Governments and central banks all over the world are struggling to contain widespread inflation that began to speed up as the worldwide economy recovered from the coronavirus pandemic, then soared after Russia’s invasion of Ukraine restricted supplies of natural gas, oil, grain and cooking oil. While there’s little policymakers can do to combat such external shocks, those price increases have gotten embedded as producers pass their costs on to consumers and staff demand higher wages, posing a long term threat to economic growth.
The Bank of England earlier this month forecast that U.K. inflation would peak at around 11% within the fourth quarter and start falling early next 12 months. The bank has approved eight consecutive rate of interest increases, pushing its key rate to three%, as policy makers attempt to bring inflation back according to their 2% goal.
Hunt said the federal government had an obligation to assist the Bank of England control inflation and act responsibly with the nation’s funds. The comment was a stark contrast to the message from Truss, who said it was the federal government’s responsibility to spur growth, establishing an economic tug-of-war between a government with its foot on the economic gas pedal and a central bank attempting to chill the economy with higher rates of interest.
Within the U.S., inflation slowed to 7.7% in October from 8.2% in September.
But U.K. inflation has yet to peak.
Food prices rose 16.4% within the 12 months through October — the most important jump since September 1977 — as supermarkets passed on rising costs to consumers, the ONS said. The price of electricity and natural gas jumped 24%, even after the federal government capped energy prices to shield consumers from the impact of the energy crisis.

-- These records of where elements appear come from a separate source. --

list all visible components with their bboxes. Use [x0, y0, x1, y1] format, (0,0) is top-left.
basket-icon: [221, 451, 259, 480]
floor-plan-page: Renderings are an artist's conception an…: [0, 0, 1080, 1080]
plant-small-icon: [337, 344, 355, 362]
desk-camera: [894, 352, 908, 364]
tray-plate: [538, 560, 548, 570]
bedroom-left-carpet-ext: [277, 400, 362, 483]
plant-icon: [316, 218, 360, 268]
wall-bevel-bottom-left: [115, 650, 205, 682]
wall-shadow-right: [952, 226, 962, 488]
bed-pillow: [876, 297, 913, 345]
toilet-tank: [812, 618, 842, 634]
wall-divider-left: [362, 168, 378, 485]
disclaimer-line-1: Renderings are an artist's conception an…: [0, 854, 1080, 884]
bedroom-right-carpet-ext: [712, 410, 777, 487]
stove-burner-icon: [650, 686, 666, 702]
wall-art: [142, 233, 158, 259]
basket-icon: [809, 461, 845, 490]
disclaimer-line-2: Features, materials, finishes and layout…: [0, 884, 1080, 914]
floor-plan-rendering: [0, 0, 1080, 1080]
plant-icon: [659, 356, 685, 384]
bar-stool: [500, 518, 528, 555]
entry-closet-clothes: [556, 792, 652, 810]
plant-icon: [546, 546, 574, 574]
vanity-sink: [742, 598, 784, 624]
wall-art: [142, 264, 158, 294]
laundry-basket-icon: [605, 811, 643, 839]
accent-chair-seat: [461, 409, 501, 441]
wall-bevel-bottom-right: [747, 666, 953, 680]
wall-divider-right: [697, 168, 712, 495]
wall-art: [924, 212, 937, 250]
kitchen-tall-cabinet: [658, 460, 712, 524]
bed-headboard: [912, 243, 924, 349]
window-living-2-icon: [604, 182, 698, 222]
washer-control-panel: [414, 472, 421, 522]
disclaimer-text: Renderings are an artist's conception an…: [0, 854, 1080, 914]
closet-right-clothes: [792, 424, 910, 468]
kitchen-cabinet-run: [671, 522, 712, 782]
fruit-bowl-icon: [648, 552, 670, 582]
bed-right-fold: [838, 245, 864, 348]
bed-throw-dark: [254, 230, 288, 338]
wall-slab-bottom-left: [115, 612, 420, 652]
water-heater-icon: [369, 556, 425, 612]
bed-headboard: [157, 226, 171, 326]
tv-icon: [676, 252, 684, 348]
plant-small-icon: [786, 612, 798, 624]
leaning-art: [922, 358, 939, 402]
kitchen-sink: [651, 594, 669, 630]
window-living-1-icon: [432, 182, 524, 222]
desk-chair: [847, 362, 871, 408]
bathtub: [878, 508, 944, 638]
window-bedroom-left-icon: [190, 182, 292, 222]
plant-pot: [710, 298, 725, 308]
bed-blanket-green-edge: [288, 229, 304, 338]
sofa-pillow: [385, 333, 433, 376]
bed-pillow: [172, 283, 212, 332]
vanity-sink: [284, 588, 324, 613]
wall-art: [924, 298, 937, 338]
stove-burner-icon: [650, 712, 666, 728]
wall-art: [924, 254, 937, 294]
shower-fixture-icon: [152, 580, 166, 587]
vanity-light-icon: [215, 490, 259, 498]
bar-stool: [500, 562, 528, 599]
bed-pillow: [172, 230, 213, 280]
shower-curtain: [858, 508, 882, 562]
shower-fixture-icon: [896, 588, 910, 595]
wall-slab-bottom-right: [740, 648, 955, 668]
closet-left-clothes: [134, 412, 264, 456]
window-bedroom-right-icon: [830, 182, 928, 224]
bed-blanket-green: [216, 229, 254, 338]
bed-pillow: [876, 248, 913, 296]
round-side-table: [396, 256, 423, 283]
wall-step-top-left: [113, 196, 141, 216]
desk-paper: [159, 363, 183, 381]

Shona Lowe, a financial planning expert on the fund manager abrdn, said that understandably, inflation was a top concern for many households.
“Unfortunately the U.K. just isn’t yet following within the footsteps of the US in relation to inflation easing,” she said. ”In truth, the Bank of England announced last week that it doesn’t expect inflation to fall until the center of next 12 months, so consumers need to arrange for further pressure on their funds.”